In another case, a former employee claimed that his supervisor discriminated against him due to his African-American race. This discriminatory behavior consisted of calling plaintiff the n-word and a monkey in front of other employees and over the work radio, instructing another supervisor to create a record of false disciplinary incidents for plaintiff so as to justify plaintiff’s subsequent termination, accusing plaintiff of stealing, persistently threatening to terminate plaintiff’s job for no reason, and assigning plaintiff dangerous work assignments and extra work (so as to eliminate plaintiff’s break times).

The Third District Court of Appeal found that the above-described actions were “reprehensible, objectionable, and offensive.” Nonetheless, the appellate court concluded that the supervisor’s conduct was not sufficiently “extreme and outrageous” so as to allow the plaintiff to recover damages for intentional infliction of emotional distress.

IIED Example #3: Insurance Agent Intentionally Inflicted Emotional Distress on Disabled Plaintiff

So, what set of fact may establish a claim for the tort? In one case, a plaintiff was receiving payments under an insurance policy for his complete disability. An insurance agent falsely told the plaintiff that he had received a letter from the plaintiff’s doctor stating that the plaintiff was no longer classified as disabled. The agent also falsely told the plaintiff that he was no longer covered under the insurance policy and tried have the plaintiff sign a paper stating that no further payments were due under the policy.

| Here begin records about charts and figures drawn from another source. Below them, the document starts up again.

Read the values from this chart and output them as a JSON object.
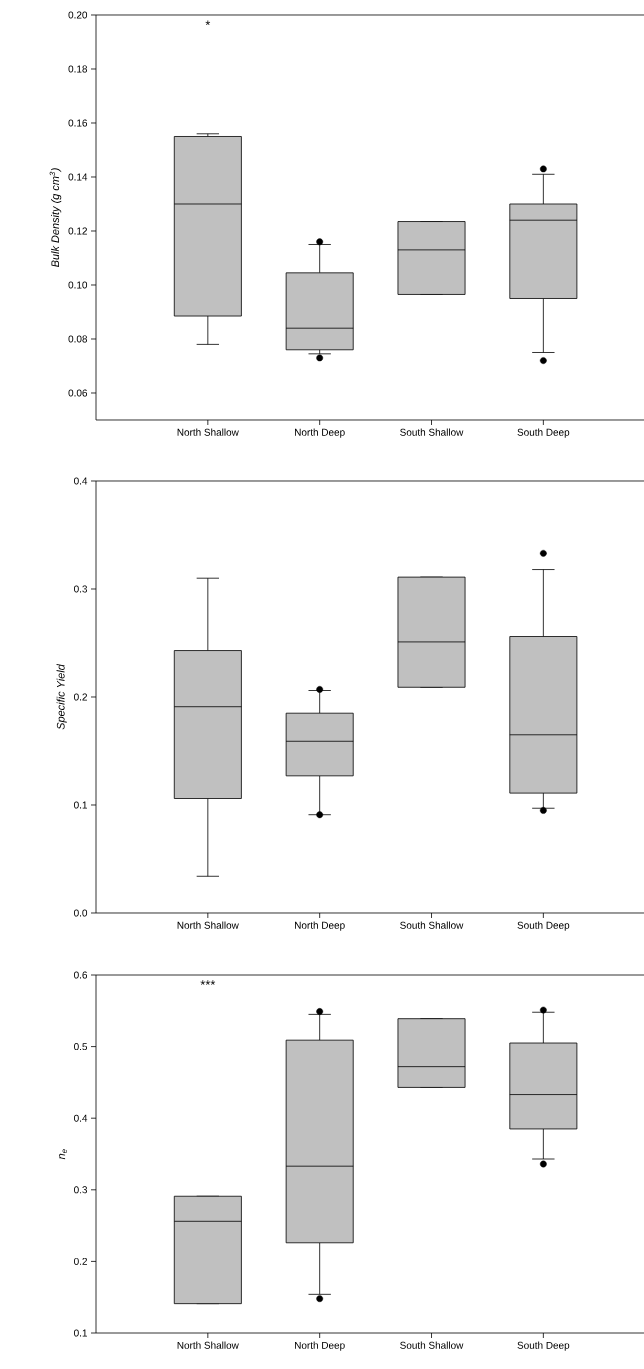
{
  "chart_data": [
    {
      "type": "box",
      "ylabel": "Bulk Density (g cm$^{3}$)",
      "categories": [
        "North Shallow",
        "North Deep",
        "South Shallow",
        "South Deep"
      ],
      "color": "#c0c0c0",
      "boxes": [
        {
          "low": 0.078,
          "q1": 0.0885,
          "median": 0.13,
          "q3": 0.155,
          "high": 0.156
        },
        {
          "low": 0.0745,
          "q1": 0.076,
          "median": 0.084,
          "q3": 0.1045,
          "high": 0.115,
          "outliers": [
            0.116,
            0.073
          ]
        },
        {
          "low": 0.0965,
          "q1": 0.0965,
          "median": 0.113,
          "q3": 0.1235,
          "high": 0.1235
        },
        {
          "low": 0.075,
          "q1": 0.095,
          "median": 0.124,
          "q3": 0.13,
          "high": 0.141,
          "outliers": [
            0.143,
            0.072
          ]
        }
      ],
      "ylim": [
        0.05,
        0.2
      ],
      "yticks": [
        {
          "value": 0.06,
          "label": "0.06"
        },
        {
          "value": 0.08,
          "label": "0.08"
        },
        {
          "value": 0.1,
          "label": "0.10"
        },
        {
          "value": 0.12,
          "label": "0.12"
        },
        {
          "value": 0.14,
          "label": "0.14"
        },
        {
          "value": 0.16,
          "label": "0.16"
        },
        {
          "value": 0.18,
          "label": "0.18"
        },
        {
          "value": 0.2,
          "label": "0.20"
        }
      ],
      "annotations": [
        "*"
      ]
    },
    {
      "type": "box",
      "ylabel": "Specific Yield",
      "categories": [
        "North Shallow",
        "North Deep",
        "South Shallow",
        "South Deep"
      ],
      "color": "#c0c0c0",
      "boxes": [
        {
          "low": 0.034,
          "q1": 0.106,
          "median": 0.191,
          "q3": 0.243,
          "high": 0.31
        },
        {
          "low": 0.091,
          "q1": 0.127,
          "median": 0.159,
          "q3": 0.185,
          "high": 0.206,
          "outliers": [
            0.207,
            0.091
          ]
        },
        {
          "low": 0.209,
          "q1": 0.209,
          "median": 0.251,
          "q3": 0.311,
          "high": 0.311
        },
        {
          "low": 0.097,
          "q1": 0.111,
          "median": 0.165,
          "q3": 0.256,
          "high": 0.318,
          "outliers": [
            0.333,
            0.095
          ]
        }
      ],
      "ylim": [
        0,
        0.4
      ],
      "yticks": [
        {
          "value": 0,
          "label": "0.0"
        },
        0.1,
        0.2,
        0.3,
        0.4
      ]
    },
    {
      "type": "box",
      "ylabel": "n$_{e}$",
      "categories": [
        "North Shallow",
        "North Deep",
        "South Shallow",
        "South Deep"
      ],
      "color": "#c0c0c0",
      "boxes": [
        {
          "low": 0.141,
          "q1": 0.141,
          "median": 0.256,
          "q3": 0.291,
          "high": 0.291
        },
        {
          "low": 0.154,
          "q1": 0.226,
          "median": 0.333,
          "q3": 0.509,
          "high": 0.545,
          "outliers": [
            0.549,
            0.148
          ]
        },
        {
          "low": 0.443,
          "q1": 0.443,
          "median": 0.472,
          "q3": 0.539,
          "high": 0.539
        },
        {
          "low": 0.343,
          "q1": 0.385,
          "median": 0.433,
          "q3": 0.505,
          "high": 0.548,
          "outliers": [
            0.551,
            0.336
          ]
        }
      ],
      "ylim": [
        0.1,
        0.6
      ],
      "yticks": [
        0.1,
        0.2,
        0.3,
        0.4,
        0.5,
        0.6
      ],
      "annotations": [
        "***"
      ]
    }
  ]
}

Because the insurance agent knew that the plaintiff was suffering from both a total mental and physical disability, and unjustifiably asserted power over the plaintiff, the appellate court found that the agent intentionally inflicted emotional distress on plaintiff because his conduct was viewed as outrageous by a civilized community.

Summary: Guidelines for Intentional Infliction of Emotional Distress Claims

In conclusion, the law may afford a remedy to an individual who has been subjected to revolting and abhorrent behavior. Unless the conduct at issue is truly of the type that rises to an extreme and elevated level of outrageousness, however, any such remedies will probably not include recovery for intentional infliction of emotional distress.